Balanced
Mar 31, 2026

From the Oval Office to a Guilty Plea: Trump's Former National Security Advisor John Bolton Agrees to Felony Charge


He once sat in the most powerful room in the world. He knew America's secrets. He advised the President of the United States on matters of war, intelligence, and national security. And now, John Bolton — Donald Trump's former National Security Advisor — has agreed to plead guilty to a federal felony.

The news broke Thursday, sending shockwaves through Washington and beyond.

Bolton reached a plea deal over mishandling sensitive national security information, agreeing to plead guilty to one felony count of illegal retention of classified national security information. He also agreed to pay a fine of more than $2 million.

Bolton faces up to 60 months in prison for the single felony count he is pleading guilty to, though the plea deal may allow him to avoid prison time entirely.

For anyone who has followed the dramatic, bitter relationship between Donald Trump and John Bolton, this moment feels like the final chapter of one of Washington's most explosive personal feuds.

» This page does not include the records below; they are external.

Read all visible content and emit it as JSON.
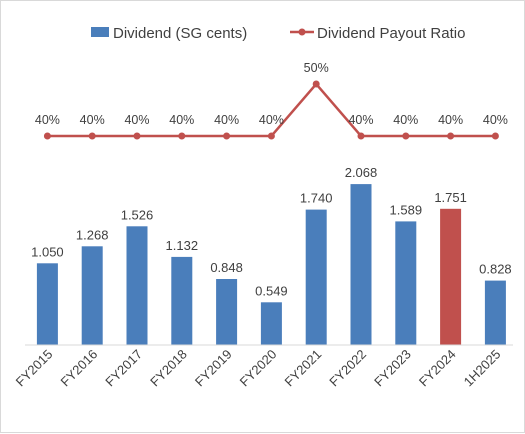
{
  "chart_data": {
    "type": "bar",
    "categories": [
      "FY2015",
      "FY2016",
      "FY2017",
      "FY2018",
      "FY2019",
      "FY2020",
      "FY2021",
      "FY2022",
      "FY2023",
      "FY2024",
      "1H2025"
    ],
    "series": [
      {
        "name": "Dividend (SG cents)",
        "type": "bar",
        "values": [
          1.05,
          1.268,
          1.526,
          1.132,
          0.848,
          0.549,
          1.74,
          2.068,
          1.589,
          1.751,
          0.828
        ],
        "data_labels": [
          "1.050",
          "1.268",
          "1.526",
          "1.132",
          "0.848",
          "0.549",
          "1.740",
          "2.068",
          "1.589",
          "1.751",
          "0.828"
        ],
        "color": "#4a7ebb",
        "highlight": {
          "category": "FY2024",
          "color": "#c0504d"
        }
      },
      {
        "name": "Dividend Payout Ratio",
        "type": "line",
        "values": [
          40,
          40,
          40,
          40,
          40,
          40,
          50,
          40,
          40,
          40,
          40
        ],
        "data_labels": [
          "40%",
          "40%",
          "40%",
          "40%",
          "40%",
          "40%",
          "50%",
          "40%",
          "40%",
          "40%",
          "40%"
        ],
        "color": "#c0504d"
      }
    ],
    "legend_position": "top-right",
    "gridlines": false,
    "xlabel": "",
    "ylabel": ""
  }
}
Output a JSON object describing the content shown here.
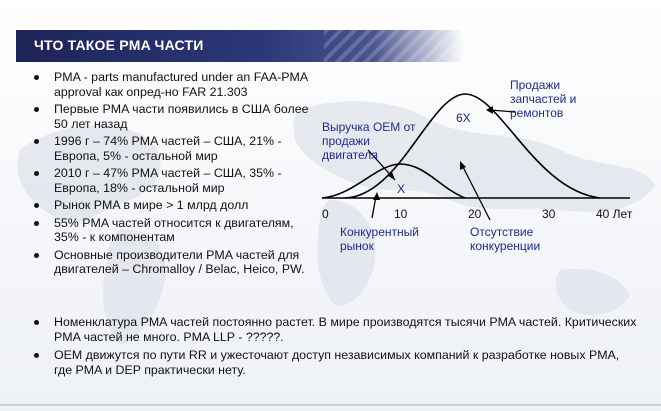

Bolton served as Trump's National Security Advisor from 2018 to 2019 — one of the most powerful positions in the entire US government. He sat in on classified briefings. He advised the president on nuclear threats, military operations, and covert intelligence. He was, by every measure, an insider at the highest level.

Then Trump fired him. And everything changed.

Bolton struck back by writing a tell-all book — "The Room Where It Happened" — filled with damaging accounts of Trump's behavior behind closed doors. Trump called him a liar, a traitor, and worse. Bolton called Trump unfit for office and dangerous to American democracy. The two men became bitter enemies in full public view.

Bolton is now the first successful case in Trump's campaign of retribution against those he perceives to be his political enemies. Two other prominent Trump critics — former FBI Director James Comey and New York Attorney General Letitia James — were also indicted by the Trump Justice Department. But Bolton's guilty plea makes him the first to actually be convicted.

According to sources familiar with the matter, the count Bolton is pleading guilty to involves keeping classified national security information in personal diaries. Bolton is expected to maintain that he did not take documents with classification markings out of government offices, and that no classified information appeared in his published memoir.